Tall Ship Visits to Baltimore to Resume Amid Key Bridge Salvage Work

In the early part of 2024, the organization Sail Baltimore was hard at work lining up an impressive schedule of tall ship visits to the Inner Harbor. The first couple of ships they hosted were wildly popular: the Peruvian BAP Union, which came in late February, hosted deck tours along Baltimore’s promenade and the lines were hours long. In mid-March, the ARC Gloria, Colombia’s flagship, visited the harbor.

Then, when a ship strike destroyed the Key Bridge and cut off access to the city’s Inner Harbor, Sail Baltimore’s robust lineup ground to a halt.
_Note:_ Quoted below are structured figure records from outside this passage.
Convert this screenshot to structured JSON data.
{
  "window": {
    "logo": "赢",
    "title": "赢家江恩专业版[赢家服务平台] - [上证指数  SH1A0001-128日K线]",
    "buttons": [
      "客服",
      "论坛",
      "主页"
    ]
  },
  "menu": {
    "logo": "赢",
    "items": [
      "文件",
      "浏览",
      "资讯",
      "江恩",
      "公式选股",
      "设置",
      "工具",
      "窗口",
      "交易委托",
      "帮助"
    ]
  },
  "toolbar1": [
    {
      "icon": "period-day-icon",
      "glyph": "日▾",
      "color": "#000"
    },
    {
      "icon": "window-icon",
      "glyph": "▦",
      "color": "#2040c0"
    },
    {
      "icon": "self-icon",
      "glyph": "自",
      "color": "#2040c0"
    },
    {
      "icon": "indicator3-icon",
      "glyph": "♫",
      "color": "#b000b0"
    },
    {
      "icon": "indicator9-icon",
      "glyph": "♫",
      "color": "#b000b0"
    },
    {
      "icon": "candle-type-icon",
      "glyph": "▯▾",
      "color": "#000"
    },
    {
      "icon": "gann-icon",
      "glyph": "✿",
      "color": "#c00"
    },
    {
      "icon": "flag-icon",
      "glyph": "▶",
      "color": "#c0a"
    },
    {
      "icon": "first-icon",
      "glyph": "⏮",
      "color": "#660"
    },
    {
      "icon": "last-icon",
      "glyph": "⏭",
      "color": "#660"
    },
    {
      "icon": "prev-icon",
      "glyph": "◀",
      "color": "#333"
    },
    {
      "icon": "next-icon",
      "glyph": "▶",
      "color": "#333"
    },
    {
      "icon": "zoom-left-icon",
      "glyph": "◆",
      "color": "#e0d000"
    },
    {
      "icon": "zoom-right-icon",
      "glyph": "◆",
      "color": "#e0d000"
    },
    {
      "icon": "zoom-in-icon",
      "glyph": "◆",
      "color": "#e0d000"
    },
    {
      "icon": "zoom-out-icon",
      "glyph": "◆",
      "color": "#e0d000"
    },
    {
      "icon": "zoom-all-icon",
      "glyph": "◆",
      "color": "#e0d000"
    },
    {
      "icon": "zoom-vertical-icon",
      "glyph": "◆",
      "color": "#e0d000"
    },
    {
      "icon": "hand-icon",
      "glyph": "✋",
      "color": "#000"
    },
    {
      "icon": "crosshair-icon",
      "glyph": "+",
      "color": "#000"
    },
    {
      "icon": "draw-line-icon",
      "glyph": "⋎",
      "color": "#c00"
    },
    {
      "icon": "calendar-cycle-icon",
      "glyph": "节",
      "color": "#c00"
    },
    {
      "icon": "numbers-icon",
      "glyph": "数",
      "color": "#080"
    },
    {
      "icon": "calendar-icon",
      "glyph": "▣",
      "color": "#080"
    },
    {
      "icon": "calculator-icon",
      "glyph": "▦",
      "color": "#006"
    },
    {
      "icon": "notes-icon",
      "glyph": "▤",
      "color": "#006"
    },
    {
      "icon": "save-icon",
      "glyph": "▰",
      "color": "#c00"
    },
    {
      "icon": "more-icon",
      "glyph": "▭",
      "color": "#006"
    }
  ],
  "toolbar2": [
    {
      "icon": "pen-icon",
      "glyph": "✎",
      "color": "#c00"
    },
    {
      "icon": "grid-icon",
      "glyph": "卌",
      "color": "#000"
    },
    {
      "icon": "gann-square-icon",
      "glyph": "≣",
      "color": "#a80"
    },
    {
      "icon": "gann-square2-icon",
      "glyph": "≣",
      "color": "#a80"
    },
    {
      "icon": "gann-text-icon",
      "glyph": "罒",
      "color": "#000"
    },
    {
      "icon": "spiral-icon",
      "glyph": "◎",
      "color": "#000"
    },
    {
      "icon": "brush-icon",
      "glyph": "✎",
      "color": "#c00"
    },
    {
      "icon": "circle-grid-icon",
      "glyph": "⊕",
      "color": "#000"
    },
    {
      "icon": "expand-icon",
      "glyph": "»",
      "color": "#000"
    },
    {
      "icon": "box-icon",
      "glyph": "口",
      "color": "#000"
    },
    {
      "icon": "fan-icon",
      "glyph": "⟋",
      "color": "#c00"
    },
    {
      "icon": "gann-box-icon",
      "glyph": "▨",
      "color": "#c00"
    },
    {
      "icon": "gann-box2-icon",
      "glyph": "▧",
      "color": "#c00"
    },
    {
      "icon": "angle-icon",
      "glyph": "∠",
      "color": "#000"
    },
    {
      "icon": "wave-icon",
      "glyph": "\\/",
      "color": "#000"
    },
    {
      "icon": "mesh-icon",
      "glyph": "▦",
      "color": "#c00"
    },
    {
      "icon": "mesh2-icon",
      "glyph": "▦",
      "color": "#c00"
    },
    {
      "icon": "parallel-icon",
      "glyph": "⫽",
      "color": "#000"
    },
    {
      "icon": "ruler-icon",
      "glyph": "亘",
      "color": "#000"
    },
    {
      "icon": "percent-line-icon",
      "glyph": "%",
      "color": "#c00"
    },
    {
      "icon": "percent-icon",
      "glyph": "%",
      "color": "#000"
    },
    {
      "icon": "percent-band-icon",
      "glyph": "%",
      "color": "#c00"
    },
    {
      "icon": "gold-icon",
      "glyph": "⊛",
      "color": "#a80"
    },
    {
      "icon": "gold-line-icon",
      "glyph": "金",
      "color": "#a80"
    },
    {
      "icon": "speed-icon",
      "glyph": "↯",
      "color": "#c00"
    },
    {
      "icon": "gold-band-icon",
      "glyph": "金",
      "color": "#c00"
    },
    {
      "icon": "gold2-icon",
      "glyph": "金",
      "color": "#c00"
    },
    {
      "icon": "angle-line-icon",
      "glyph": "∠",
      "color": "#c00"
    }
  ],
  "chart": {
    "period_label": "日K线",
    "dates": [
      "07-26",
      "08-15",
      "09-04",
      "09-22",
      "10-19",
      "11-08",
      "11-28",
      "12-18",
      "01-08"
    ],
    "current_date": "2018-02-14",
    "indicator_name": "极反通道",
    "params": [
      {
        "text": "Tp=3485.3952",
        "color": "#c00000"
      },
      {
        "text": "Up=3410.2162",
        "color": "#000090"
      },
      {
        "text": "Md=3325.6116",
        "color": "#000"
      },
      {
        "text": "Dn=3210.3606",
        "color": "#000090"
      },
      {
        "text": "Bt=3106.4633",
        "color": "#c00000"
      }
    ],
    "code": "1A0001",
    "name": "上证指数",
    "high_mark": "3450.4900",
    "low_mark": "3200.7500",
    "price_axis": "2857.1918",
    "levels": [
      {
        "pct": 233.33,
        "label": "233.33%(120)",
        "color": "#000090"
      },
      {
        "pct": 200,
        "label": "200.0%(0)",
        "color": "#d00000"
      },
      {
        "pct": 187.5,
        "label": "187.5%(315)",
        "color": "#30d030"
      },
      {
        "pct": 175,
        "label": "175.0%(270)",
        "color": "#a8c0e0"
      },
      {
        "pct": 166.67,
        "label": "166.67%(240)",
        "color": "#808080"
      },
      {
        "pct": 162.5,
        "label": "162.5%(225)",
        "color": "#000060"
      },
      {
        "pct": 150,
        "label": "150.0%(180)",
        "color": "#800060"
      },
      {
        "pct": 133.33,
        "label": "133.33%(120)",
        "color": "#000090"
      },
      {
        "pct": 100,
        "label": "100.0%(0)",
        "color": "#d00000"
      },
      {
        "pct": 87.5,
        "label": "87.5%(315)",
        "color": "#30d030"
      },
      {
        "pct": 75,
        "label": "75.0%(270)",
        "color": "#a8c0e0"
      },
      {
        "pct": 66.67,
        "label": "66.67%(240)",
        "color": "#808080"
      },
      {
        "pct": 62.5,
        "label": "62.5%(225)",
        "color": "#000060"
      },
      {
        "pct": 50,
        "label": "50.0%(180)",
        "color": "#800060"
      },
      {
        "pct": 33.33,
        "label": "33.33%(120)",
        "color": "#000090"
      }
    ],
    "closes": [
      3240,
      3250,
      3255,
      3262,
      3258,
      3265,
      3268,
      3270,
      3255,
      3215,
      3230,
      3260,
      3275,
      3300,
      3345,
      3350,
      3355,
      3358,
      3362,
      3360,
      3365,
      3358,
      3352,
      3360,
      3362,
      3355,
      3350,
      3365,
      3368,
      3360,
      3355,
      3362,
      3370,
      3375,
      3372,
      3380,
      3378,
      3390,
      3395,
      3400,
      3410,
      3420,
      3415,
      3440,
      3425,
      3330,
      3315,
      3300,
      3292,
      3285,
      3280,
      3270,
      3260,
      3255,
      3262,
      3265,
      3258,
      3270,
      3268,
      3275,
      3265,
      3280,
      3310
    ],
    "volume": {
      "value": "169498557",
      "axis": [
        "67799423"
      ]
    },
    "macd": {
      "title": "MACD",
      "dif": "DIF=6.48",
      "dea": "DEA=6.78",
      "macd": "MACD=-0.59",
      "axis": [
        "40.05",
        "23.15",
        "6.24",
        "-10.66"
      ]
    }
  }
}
The city’s focus was on the victims of the tragedy and the crippled Port of Baltimore, moving into high gear to clear channels for essential commercial traffic.

The Key Bridge Response Unified Command has been working for a month now to clear the channel. Ships drawing up to 35 feet were able to pass through over the weekend, including several that had been trapped inside the Key Bridge site unable to leave since March 26.

Around May 10, the Captain of the Port plans to open a 45-foot-deep, larger limited channel when M/V Dali has been removed.

These ever-expanding channels allows Sail Baltimore to announce that after the recent pause in activity, the organization has plans in the works for two tall ships to visit in May. First, the Brazilian Navy training ship Cisne Branco, which means White Swan, is expected to be in Baltimore May 13-17. This three-masted clipper’s design is inspired by the last clipper ships of the 19th century. Its purpose is to promote Brazilian naval traditions, but also for training in the old ways of Brazilian mariners. The Navy says, “It is of the utmost importance that future naval officers and crew members not only know about the latest technological advancements but also know the essentials of seafaring that they will carry with them throughout their naval careers.”

Maryland Fleet Week, seen here in 2022, brings all kinds of excitement to the Inner Harbor June 12-18, 2024.

Then from May 20-23, Ecuador’s Bae Guayas will visit the Inner Harbor. A floating ambassador for the Ecuadorian Navy, she is a sister ship to Colombia’s ARC Gloria. This tall ship is used to train cadets, and made headlines in 2021 when the crew intercepted a low-profile drug-smuggling boat off the coast of Colombia with 1.5 to 6 tons of suspected cocaine hidden inside.

Both ships visiting in May will dock at the Inner Harbor West Wall.

In June, the anticipated Maryland Fleet Week & Flyover Baltimore is expected to go on. This festival is a big draw for visitors and locals, with ship visits from the U.S. Navy and U.S. Coast Guard, flyovers, and military and maritime exhibits.

The weeklong event from June 12-18, presented by Northrop Grumman Corporation, will feature festival events in three different locations from Baltimore City to Baltimore County. Along with patriotic ships and flyovers, highlights include a parade with mermaids, a crab soup cookoff, vintage aircraft on display, and live music, like a Navy bluegrass band.

Organizers said in a statement, “Following the Francis Scott Key Bridge collapse, we’re dedicated to collaborating with partners to ensure the safety of Maryland Fleet Week & Flyover Baltimore, embodying resilience and strength with the theme #MarylandTough#BaltimoreStrong.

Sail Baltimore calls itself an “ever-changing floating museum”, offering educational programs for students and hosting visiting ships from around the globe that make it a major city attraction. The nonprofit says it has brought in more than eight million visitors over the years and contributed over $600 million to Baltimore’s economy.